悪の組織スペクターの「悪の組織感」にもホレボレさせられる。秘密会議中、影の中登場する首領ブロフェルド。たっぷりと間を取って第一声。逆光で顔は見えない。始末されるために登場するアホっぽい手下。ベタ中のベタなのに、一切セルフパロディっぽくはならない。見事な演出力。後半で出てくる秘密基地も「ザ・秘密基地」って感じだ。
今作では、科学者Qもそこそこ活躍してくれる。
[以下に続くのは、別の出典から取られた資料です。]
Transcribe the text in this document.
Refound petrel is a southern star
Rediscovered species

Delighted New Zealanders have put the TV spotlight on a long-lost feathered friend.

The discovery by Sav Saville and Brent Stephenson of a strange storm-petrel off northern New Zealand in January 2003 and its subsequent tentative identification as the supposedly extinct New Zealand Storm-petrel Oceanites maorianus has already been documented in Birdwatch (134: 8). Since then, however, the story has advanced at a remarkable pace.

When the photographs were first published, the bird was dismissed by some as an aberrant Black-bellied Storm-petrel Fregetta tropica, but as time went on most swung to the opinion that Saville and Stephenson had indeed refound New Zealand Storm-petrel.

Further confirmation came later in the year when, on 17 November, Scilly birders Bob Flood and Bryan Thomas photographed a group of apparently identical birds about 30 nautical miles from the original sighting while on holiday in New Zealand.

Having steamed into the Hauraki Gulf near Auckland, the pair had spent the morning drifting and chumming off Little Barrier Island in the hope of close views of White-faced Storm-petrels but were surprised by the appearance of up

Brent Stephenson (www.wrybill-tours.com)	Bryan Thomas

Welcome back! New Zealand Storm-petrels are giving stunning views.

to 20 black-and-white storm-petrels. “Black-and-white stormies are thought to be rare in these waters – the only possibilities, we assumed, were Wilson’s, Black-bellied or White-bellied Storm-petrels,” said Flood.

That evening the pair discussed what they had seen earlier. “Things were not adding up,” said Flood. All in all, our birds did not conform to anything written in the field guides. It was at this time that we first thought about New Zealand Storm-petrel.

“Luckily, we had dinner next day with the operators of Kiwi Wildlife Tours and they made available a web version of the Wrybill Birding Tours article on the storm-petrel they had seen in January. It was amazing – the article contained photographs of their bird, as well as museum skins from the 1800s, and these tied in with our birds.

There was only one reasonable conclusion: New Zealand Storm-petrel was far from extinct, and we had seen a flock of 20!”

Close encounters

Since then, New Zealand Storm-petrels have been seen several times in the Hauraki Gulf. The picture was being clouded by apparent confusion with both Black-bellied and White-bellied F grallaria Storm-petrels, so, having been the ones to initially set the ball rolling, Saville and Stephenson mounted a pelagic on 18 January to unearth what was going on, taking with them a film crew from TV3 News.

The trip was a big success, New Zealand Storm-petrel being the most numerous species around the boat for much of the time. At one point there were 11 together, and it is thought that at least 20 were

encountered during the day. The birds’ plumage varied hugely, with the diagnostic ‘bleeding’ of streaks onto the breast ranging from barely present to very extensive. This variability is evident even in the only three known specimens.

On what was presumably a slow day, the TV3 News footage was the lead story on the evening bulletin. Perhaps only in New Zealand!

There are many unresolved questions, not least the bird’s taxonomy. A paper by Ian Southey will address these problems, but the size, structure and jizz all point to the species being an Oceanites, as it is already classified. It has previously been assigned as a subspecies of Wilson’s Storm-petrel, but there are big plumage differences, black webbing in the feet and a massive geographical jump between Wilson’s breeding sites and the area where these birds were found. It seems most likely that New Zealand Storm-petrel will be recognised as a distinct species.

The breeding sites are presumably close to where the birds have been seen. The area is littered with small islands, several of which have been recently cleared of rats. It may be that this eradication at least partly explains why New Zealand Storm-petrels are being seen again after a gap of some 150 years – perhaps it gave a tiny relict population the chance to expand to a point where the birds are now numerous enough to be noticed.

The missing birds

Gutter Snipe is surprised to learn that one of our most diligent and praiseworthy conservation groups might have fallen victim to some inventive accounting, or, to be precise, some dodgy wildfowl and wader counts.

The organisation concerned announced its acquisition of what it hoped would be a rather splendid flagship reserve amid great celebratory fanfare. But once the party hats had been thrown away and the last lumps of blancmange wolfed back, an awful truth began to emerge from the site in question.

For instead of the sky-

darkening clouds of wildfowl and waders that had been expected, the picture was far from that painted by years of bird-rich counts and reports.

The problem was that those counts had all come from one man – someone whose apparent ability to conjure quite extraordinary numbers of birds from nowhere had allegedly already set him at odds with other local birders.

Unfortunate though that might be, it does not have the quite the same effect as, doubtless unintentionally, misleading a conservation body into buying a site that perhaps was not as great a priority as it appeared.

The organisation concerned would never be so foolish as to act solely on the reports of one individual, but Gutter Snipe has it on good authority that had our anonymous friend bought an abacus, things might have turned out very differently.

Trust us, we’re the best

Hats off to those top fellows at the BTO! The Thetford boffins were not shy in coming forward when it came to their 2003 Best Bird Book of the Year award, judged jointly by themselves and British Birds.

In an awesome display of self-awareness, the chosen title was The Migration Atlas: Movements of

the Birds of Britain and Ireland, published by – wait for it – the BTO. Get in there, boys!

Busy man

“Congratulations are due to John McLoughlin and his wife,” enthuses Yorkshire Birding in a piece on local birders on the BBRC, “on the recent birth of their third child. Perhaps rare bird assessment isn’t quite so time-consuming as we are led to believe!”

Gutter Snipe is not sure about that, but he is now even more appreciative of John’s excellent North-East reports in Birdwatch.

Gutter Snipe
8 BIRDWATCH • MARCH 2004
ボンドとのやり取りにニヤリとさせられるし、Qメインのスピンアウト映画を作って欲しいと思うくらい魅力的だった。
予告で繰り返し見た「君は嵐のなかで踊るだけの凧だよ」ってセリフとか、雪山にあるスタイリッシュなデザインの病院とか、マッドサイエンティストっぽい拷問とか、とにかく印象的なシーンが色々あって楽しめる。
『キングスマン』を観た時、「普通のスパイ物はしばらくいいや」と思ったけど、王道も良いものは良いと改めて実感させられる一作だった。

hitokoma95

●監督:サム・メンデス ●出演:ダニエル・クレイグ/クリストフ・ヴァルツ/レア・セドゥ/ベン・ウィショー/ナオミ・ハリス/モニカ・ベルッチ/レイフ・ファインズ ●上映時間:148分 ●配給:ソニー・ピクチャーズ エンタテインメント 

【イントロダクション】
人気スパイアクション『007』シリーズ第24作目。隠された謎に追るべくジェームズ・ボンドは単身メキシコ、ローマと渡っていく。そこでボンドは悪名高い犯罪者の美しい未亡人ルチア・スキアラと出逢い、悪の組織スペクターの存在をつきとめる。ボンドは追い求めてきた敵と自分自身との恐るべき関係を知ることになる――。